A public school does not have that option - they have limited resources and must make the best use of those funds as possible. If that doesn’t work for an individual parent, the parent has choices. The school does not.

Not a great metaphor. Some of the world’s cleanest water flows out of our taps for free, and yet millions choose to spend money on bottled water instead.

No, I didn’t make that too clear. Rural kids get picked up at the end of their driveway. If it’s a particularly long driveway, and if we get permission, and if there is a big enough area to turn the bus around, we’ll go onto their property to get the kids.

2 mile long driveways!?

Eek.

As others said, this is absolutely not true. If your neighbors are driving their kids to school, they may be willing to drive yours as a favor. Or you may need to pay them gas money or reciprocate in some other way.

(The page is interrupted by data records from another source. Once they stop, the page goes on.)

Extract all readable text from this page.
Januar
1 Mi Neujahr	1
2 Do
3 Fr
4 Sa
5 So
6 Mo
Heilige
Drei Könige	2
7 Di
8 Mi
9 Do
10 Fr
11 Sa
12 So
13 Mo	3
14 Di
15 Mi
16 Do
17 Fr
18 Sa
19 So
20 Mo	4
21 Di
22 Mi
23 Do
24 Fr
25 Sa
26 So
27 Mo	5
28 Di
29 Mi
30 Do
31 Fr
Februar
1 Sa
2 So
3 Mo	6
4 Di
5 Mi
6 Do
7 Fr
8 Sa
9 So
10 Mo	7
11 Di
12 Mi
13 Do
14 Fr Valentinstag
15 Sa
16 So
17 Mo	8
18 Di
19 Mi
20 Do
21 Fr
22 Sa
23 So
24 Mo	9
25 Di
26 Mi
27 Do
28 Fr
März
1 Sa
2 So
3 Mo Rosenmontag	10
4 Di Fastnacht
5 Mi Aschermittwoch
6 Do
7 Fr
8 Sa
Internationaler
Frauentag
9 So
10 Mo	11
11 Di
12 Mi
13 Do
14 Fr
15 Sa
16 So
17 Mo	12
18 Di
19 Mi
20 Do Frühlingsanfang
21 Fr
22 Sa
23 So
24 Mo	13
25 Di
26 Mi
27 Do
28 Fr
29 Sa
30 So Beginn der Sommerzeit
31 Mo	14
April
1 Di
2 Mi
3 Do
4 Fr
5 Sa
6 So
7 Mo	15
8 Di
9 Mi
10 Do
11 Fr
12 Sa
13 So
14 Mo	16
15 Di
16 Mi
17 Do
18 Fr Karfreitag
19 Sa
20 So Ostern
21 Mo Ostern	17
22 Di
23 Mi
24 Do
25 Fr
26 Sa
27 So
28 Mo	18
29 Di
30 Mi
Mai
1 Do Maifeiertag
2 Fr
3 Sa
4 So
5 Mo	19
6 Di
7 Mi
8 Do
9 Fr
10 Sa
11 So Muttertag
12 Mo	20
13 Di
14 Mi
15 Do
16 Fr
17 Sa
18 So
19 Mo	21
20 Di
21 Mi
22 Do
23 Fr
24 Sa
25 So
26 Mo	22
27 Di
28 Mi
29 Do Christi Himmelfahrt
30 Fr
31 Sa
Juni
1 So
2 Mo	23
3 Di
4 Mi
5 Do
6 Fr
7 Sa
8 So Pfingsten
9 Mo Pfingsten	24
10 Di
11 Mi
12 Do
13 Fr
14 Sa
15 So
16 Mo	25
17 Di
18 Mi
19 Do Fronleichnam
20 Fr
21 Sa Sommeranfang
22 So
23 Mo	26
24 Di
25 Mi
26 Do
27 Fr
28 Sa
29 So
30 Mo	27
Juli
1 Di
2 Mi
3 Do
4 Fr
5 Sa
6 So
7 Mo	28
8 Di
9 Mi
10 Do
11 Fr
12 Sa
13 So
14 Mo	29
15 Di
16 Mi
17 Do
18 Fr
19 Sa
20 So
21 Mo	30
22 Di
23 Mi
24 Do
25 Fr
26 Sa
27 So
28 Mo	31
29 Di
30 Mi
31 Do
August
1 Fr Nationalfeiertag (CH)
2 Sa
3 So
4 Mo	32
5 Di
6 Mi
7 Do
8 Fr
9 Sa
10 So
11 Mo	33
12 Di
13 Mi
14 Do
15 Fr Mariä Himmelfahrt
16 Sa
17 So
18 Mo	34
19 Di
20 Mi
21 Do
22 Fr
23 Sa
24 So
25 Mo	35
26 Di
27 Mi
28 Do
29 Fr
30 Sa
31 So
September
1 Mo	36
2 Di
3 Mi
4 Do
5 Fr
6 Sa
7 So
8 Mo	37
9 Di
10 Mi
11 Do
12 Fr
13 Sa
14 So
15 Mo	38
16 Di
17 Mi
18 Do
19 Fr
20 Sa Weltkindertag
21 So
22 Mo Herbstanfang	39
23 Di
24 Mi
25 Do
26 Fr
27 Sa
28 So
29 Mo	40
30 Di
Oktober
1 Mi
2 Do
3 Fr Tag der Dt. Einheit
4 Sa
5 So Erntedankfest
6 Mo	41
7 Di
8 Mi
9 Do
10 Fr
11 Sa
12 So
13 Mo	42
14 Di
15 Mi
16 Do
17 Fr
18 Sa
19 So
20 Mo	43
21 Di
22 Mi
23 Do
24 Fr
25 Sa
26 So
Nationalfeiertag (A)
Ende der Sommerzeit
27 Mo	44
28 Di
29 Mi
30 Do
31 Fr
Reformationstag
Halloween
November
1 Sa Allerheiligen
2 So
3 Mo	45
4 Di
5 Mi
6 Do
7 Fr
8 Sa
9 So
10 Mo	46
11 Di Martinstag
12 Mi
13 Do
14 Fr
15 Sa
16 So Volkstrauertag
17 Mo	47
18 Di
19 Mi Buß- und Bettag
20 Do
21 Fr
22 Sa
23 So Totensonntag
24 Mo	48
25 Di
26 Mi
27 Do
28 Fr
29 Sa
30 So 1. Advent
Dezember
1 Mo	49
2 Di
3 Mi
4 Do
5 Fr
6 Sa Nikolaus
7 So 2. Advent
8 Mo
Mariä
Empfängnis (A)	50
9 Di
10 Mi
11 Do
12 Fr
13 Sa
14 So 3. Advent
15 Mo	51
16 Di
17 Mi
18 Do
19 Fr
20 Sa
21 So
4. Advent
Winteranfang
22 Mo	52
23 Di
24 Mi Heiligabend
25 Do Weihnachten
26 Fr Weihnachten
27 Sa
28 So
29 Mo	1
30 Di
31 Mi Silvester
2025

Some city water tastes like sulfur though. Like public schools, city water can depend a lot on where you live.

Some public schools are fantastic - better than all but the top prep high schools. There is a reason why houses in similar neighborhoods will sell for much more (or much less) depending on their district. In my opinion, however, we usually screw up cause and effect - parents willing to spend tens of thousands of dollars more to buy a home in the right neighborhood tend to (surprise!) have kids who do better in school than parents who go for the cheap house in the neighborhood with a marginal school district. And guess which homeowners pass referendums for more funding? Guess which ones bring all the asked for supplies, plus extra kleenex?

(Some parents even buy their homes based on the bus/walk distance from the elementary school - they know that their district will make a kid living on 32nd street walk, but one on 34th can take the bus - and they buy the house on 34th - or the one over on 20th that is across the street from the school).

We think that school administrators have somehow made their schools better - and teachers and school administrators are definitely one variable. But its a lot easier to get good results when you have parents who have committed to their kids education from the moment they made the decision to purchase in your district.